简体   繁体   中英

Setting the coordinate system for drawing in OpenGL

I just started reading initial chapters of Blue book and got to understand that the projection matrix can be used to modify the mapping of our desired coordinate system to real screen coordinates. It can be used to reset the coordinate system and change it from -1 to 1 on left, right, top and bottom by the following (as an example)

glMatrixMode(GL_PROJECTION);
glLoadIdentity(); //With 1's in the diagonal of the identity matrix, the coordinate system is rest from -1 to 1 (and the drawing should happen then inside those coordinates which be mapped later to the screen)

Another example: (Width: 1024, Height: 768, Aspect Ratio: 1.33) and to change the coordinate system, do:

glOrtho (-100.0 * aspectRatio, 100.0 * aspectRatio, -100.0, 100.0, 100.0, 1000.0);

I expected the coordinate system for OpenGL to change to -133 on left, 133 on right, -100 on bottom and 100 on top. Using these coordinates, I understand that the drawing will be done inside these coordinate and anything outside these coordinates will be clipped.

glMatrixMode(GL_PROJECTION);
glLoadIdentity();
    glOrtho(-100 * aspectRatio, 100 * aspectRatio, -100, 100, 100, 1000);
glMatrixMode(GL_MODELVIEW);
    glRectf(-50.0, 50.0, 200, 100);

However, the above command doesn't give me any output on the screen. What am I missing here?

I see two problems here:

  1. The rect should not by show at all, since glRectf() draws at depth z=0, but you set up your orthorgraphic projection to cover the z range [100,1000], so the object lies before the near plane and should be clipped away.
  2. You do not specifiy waht MODELVIEW matrix you use. In the comments, you mention that the object does show up, but not in the place where you expect it. This also violates my first point, but could be explained if the ModelView matrix is not identity.
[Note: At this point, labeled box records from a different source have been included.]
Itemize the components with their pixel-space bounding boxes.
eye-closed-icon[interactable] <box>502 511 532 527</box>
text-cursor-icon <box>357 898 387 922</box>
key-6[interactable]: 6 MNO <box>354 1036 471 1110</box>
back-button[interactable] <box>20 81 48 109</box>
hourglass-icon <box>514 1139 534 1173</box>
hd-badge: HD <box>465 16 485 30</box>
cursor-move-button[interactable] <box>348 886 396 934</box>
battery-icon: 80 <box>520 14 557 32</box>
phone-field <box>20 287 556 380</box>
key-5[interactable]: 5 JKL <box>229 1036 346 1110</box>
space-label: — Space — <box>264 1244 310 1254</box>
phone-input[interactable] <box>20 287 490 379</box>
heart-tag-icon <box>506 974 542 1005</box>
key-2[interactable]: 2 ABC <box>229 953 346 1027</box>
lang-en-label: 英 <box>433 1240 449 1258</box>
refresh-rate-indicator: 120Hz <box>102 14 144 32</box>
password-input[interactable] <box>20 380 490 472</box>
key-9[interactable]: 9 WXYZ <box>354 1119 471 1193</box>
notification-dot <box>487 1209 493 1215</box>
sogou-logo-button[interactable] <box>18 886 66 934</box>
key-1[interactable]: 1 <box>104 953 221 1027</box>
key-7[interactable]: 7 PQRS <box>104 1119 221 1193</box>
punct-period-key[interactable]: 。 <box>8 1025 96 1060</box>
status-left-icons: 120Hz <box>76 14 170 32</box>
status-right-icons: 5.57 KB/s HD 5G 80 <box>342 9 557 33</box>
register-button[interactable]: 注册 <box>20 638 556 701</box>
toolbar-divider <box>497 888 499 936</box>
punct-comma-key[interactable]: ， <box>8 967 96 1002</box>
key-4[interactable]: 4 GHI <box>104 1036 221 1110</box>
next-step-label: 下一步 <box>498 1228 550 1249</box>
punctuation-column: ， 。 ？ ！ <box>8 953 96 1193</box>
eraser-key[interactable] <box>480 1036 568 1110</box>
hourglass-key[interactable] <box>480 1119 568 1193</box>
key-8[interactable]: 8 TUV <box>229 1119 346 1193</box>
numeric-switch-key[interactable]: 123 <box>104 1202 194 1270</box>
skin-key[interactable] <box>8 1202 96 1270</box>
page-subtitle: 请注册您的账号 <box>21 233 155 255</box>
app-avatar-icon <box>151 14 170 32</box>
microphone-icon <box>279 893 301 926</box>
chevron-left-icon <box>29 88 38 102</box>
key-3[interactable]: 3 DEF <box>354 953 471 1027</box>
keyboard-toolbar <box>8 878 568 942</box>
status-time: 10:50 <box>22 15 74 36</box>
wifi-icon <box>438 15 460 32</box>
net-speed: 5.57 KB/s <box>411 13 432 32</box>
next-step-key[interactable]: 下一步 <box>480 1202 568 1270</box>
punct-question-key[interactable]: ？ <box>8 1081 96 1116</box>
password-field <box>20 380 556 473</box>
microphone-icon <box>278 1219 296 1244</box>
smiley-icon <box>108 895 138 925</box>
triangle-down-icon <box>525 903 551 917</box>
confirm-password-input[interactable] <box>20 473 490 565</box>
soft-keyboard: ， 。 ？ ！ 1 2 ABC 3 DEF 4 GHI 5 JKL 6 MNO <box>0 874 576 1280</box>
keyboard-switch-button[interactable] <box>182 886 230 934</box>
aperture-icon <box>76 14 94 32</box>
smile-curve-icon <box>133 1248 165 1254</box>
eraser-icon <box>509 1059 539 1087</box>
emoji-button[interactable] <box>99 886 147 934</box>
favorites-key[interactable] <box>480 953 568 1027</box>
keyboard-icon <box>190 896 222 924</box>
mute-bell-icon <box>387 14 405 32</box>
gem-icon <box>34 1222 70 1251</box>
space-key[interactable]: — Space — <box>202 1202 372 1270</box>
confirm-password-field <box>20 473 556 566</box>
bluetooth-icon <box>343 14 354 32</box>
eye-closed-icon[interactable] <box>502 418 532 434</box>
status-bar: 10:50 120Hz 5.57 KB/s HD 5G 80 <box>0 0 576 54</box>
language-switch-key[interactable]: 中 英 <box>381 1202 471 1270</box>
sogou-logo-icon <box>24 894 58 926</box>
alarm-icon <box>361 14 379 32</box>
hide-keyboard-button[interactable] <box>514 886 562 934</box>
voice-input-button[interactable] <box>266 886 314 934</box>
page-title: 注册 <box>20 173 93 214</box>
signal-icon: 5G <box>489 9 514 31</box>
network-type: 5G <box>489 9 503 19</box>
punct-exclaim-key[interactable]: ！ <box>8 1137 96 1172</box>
So I suggest to first use a different projection matrix with like glOrtho(..., -1.0f, 1.0f); so that z=0 is actually covered, and second insert a glLoadIdentity() call after the glMatrixMode(GL_MODELVIEW) in the above code.

Another approach would be to keep the glOrtho() as it is and to specify a translation matrix wich moves the rect somewhere between z=100 and z=1000.